2話 依頼
ある晴れた日の朝、フラクは冒険者ギルドの大扉を押し開けた。
中は今日も賑やかであった。酒をあおる者、仲間と談笑する者、依頼の報酬をめぐって口論する者……。
そんな喧噪の中、フラクは一人で掲示板に向かう。残り少ない路銀を稼ぐためだ。
「どれどれ……何か良さそうなのは……」
依頼には星がつけられており、全五段階評価でその以来の難易度を表している。当然星の数が増えれば報酬もより良いものになるのだが、フラクが狙うのは星二つ以下の依頼であった。理由は単純で、面倒だからである。大金を稼ぐ意味も名声を挙げる理由もフラクには無い。大きなリスクを背負う必要も無い。
「これは良さそうだ」
目に留まったのは畑を荒らす野鳥の討伐依頼。手を伸ばしかけたその時――
「お兄さん、ちょっといいかな?」
不意に声をかけられ、フラクは振り返った。
そこにいたのは、見慣れない男。革鎧を着た冒険者風で、にこやかに笑っている。
「なんだ?」
「今、人手を探していて声をかけて回っているんだ。

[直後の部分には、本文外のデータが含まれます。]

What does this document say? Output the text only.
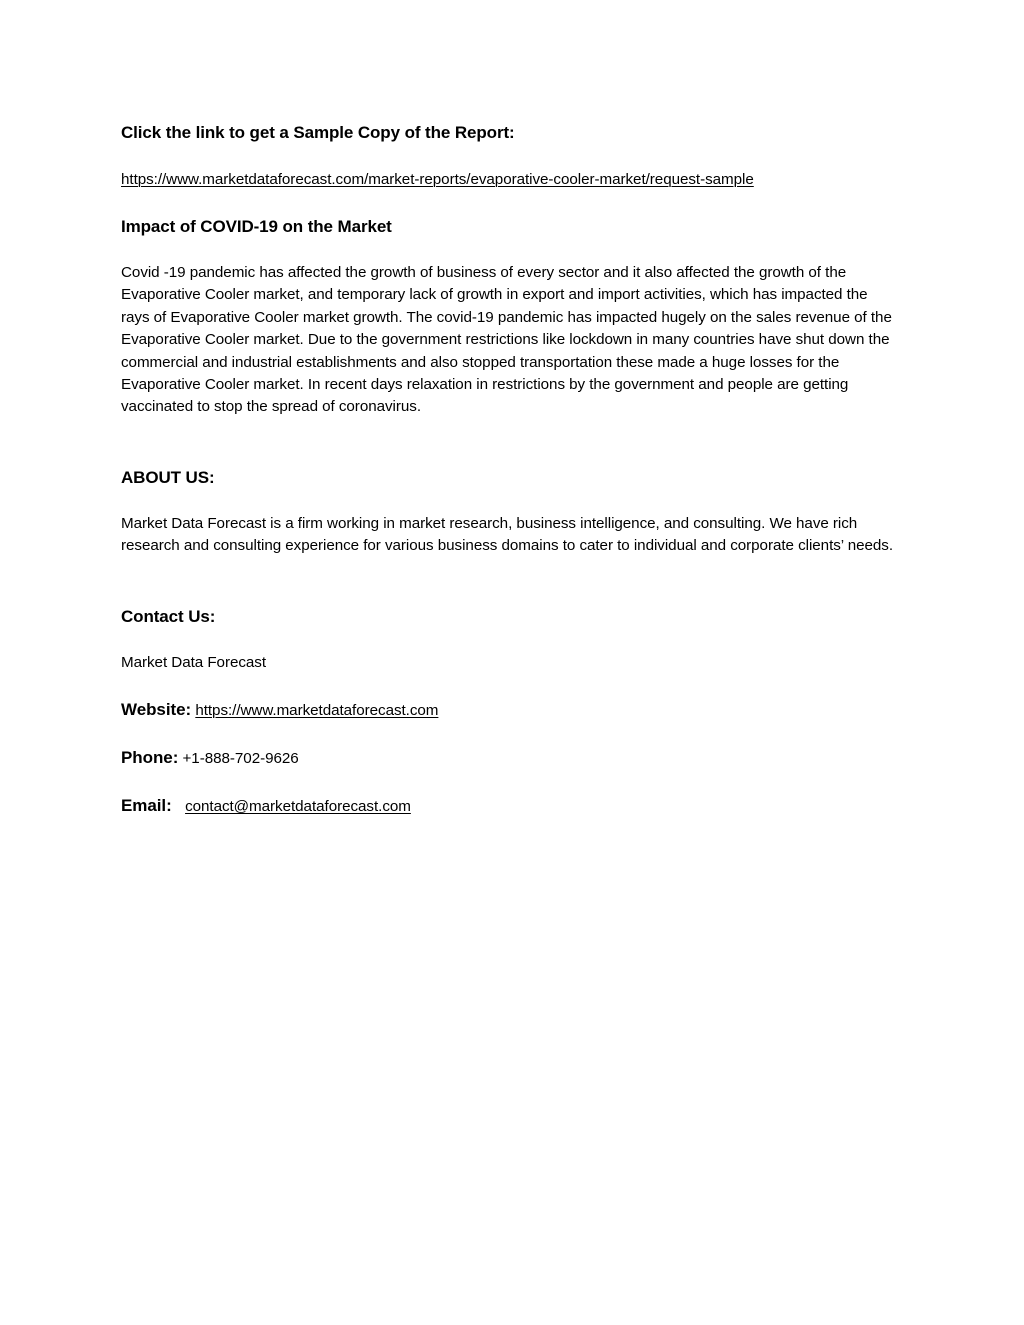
Click the link to get a Sample Copy of the Report:

https://www.marketdataforecast.com/market-reports/evaporative-cooler-market/request-sample

Impact of COVID-19 on the Market

Covid -19 pandemic has affected the growth of business of every sector and it also affected the growth of the Evaporative Cooler market, and temporary lack of growth in export and import activities, which has impacted the rays of Evaporative Cooler market growth. The covid-19 pandemic has impacted hugely on the sales revenue of the Evaporative Cooler market. Due to the government restrictions like lockdown in many countries have shut down the commercial and industrial establishments and also stopped transportation these made a huge losses for the Evaporative Cooler market. In recent days relaxation in restrictions by the government and people are getting vaccinated to stop the spread of coronavirus.

ABOUT US:

Market Data Forecast is a firm working in market research, business intelligence, and consulting. We have rich research and consulting experience for various business domains to cater to individual and corporate clients’ needs.

Contact Us:

Market Data Forecast

Website: https://www.marketdataforecast.com

Phone: +1-888-702-9626

Email: contact@marketdataforecast.com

ちょっとした護衛の依頼なんだけどさ」
聞けば、街から少し離れた館まで依頼人を送り届ける仕事らしい。この提案、悪くないと考えた。この町の周囲は比較的安全で魔物の噂もない。道に迷いやすい自分にとって、同行者がいるのも都合がいい。
「悪くないな。受けよう」
報酬も悪くない。フラクはこくりと頷き、提案を受け入れる。
「おお、助かる! じゃあ集合は正午、街道の広場で!」
男は安堵の笑みを浮かべると、紙を渡して走り去った。
フラクは紙を眺め、口笛を吹く。
「いやぁ、向こうから楽な仕事が来るとはな。今日は運がいい」
足取りも軽くギルドを出ていくフラク。
だがその背後で、陰から覗く者たちがいた。
「あいつ、受けたか?」
「ああ、これで計画通り……あとは森で始末するだけだ」
フラクはまだ知らない。
陽気な朝の光の裏で、自分を狙う罠が着々と張り巡らされていることを――。